「あ、先輩。今日新堂本兄弟にしょこたんでてますよ!」
「そうなのか。ちょっと見てみるかな」
「しょこたんキザ萌えっす」
「なんかその言葉、微妙に間違ってる気がするぞ」
サイトウは今、バンドサークルの合宿に来ている。
酒をちびちび啜りながら、後輩とTVを見る時間。
後ろの部屋からは、こんな深夜になってもまだ、ギターやベースの唸り声が響いていた。
このサークル―――熱意に溢れたサークルに加入したことで、
彼のドラムがかなり上達したことは間違いない。
いつしか、後輩から一目置かれるようなグルーヴを、叩きだせるドラマーになっていた。
だが、彼はいつも、何かが足りないと感じていた。
心のどこかで、部員達と自分との温度差を知覚していた。
「残酷な天使のテーゼ演ってますね。俺はこれ普通に名曲だと思います」
「ところで、俺はいつもこの、つまらなさそうにピアノを弾く深田恭子を見ると、
ロックを感じるんだよな」
「またまた、意味分かんないことを。ロックはやっぱ熱くなくっちゃ」
「そんなことはない。シューゲイザーっていうジャンルのバンドは…」
「ああ、終わっちまった。しょこたん歌うまいな。
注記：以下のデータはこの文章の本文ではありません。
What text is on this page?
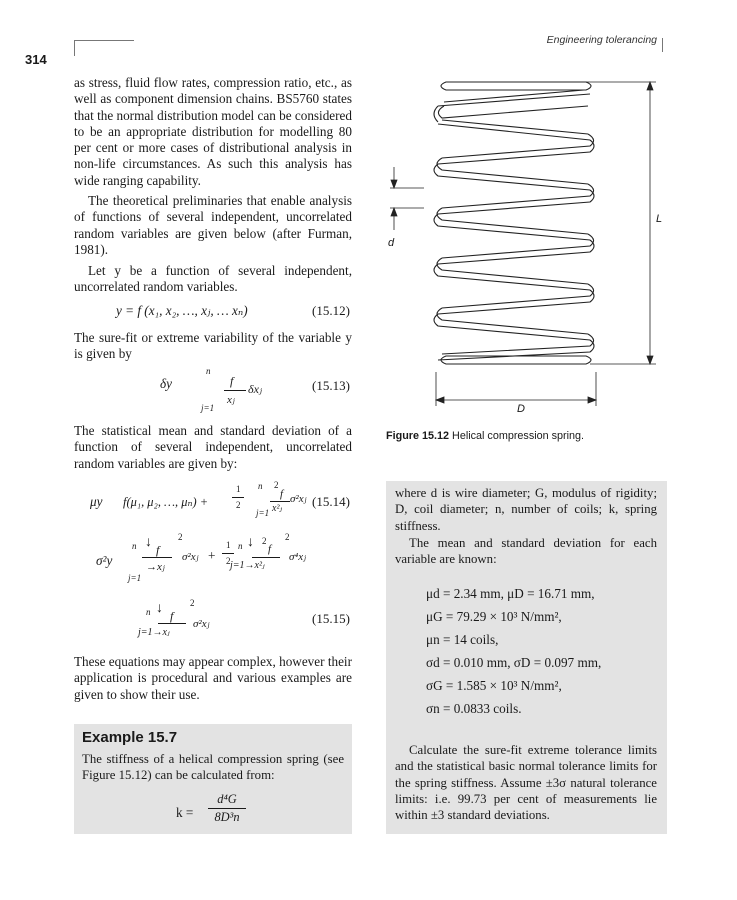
314
Engineering tolerancing
as stress, fluid flow rates, compression ratio, etc., as well as component dimension chains. BS5760 states that the normal distribution model can be considered to be an appropriate distribution for modelling 80 per cent or more cases of distributional analysis in non-life circumstances. As such this analysis has wide ranging capability.
The theoretical preliminaries that enable analysis of functions of several independent, uncorrelated random variables are given below (after Furman, 1981).
Let y be a function of several independent, uncorrelated random variables.
y = f (x₁, x₂, …, xⱼ, … xₙ)	(15.12)
The sure-fit or extreme variability of the variable y is given by
δy
n
f
xⱼ
δxⱼ
j=1
(15.13)
The statistical mean and standard deviation of a function of several independent, uncorrelated random variables are given by:
μy f(μ₁, μ₂, …, μₙ) +
1
2
n 2
f
x²ⱼ
σ²xⱼ
j=1
(15.14)
σ²y
n ↓ f
→xⱼ
2
σ²xⱼ +
1
2
n ↓ 2
f
j=1→x²ⱼ
2
σ⁴xⱼ
j=1
n ↓ f
j=1→xⱼ
2
σ²xⱼ	(15.15)
These equations may appear complex, however their application is procedural and various examples are given to show their use.
Example 15.7
The stiffness of a helical compression spring (see Figure 15.12) can be calculated from:
k =
d⁴G
8D³n
d
L
D
Figure 15.12 Helical compression spring.
where d is wire diameter; G, modulus of rigidity; D, coil diameter; n, number of coils; k, spring stiffness.
The mean and standard deviation for each variable are known:
μd = 2.34 mm, μD = 16.71 mm,
μG = 79.29 × 10³ N/mm²,
μn = 14 coils,
σd = 0.010 mm, σD = 0.097 mm,
σG = 1.585 × 10³ N/mm²,
σn = 0.0833 coils.
Calculate the sure-fit extreme tolerance limits and the statistical basic normal tolerance limits for the spring stiffness. Assume ±3σ natural tolerance limits: i.e. 99.73 per cent of measurements lie within ±3 standard deviations.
CD買おうか」
シューゲイザーっていうジャンルのバンドは、ヴォーカルがライブの時にいつも下を向いて、
自分の靴(shoe)を見て(gaze)歌っていたからついたんだぜ―――
口に出せなかった話題が、宙に舞って、シャボン玉のように淡く弾けた。
サイトウはmy bloody valentineの「Isn't Anything」を選んで、再生ボタンを押す。
白いイヤフォンから聞こえてくる、アコギの不協和音。
酒に酔った頭に、そのノイズがくらくらと回り、彼は仰向けに寝転ぶ。
その時、一枚のくだびれた紙が、視界に入った。
バンドメンバー募集
好きな音楽 道を踏み外したROCK……
それには、シューゲイザーも含まれるのかい?偉そうな兄ちゃん。
眠気が少しづつ忍び寄ってくる中、胡散臭いアドレスにメールを送信した。
彼の頭には、俯いたままのヴォーカルと、仏頂面のままピアノを弾く深田恭子の後ろで、
淡々とドラムを叩く自分の姿がはっきりと浮かび上がっていた。
イヤフォンからは、ケヴィン・シールズの消え入りそうな声が零れ落ちていた。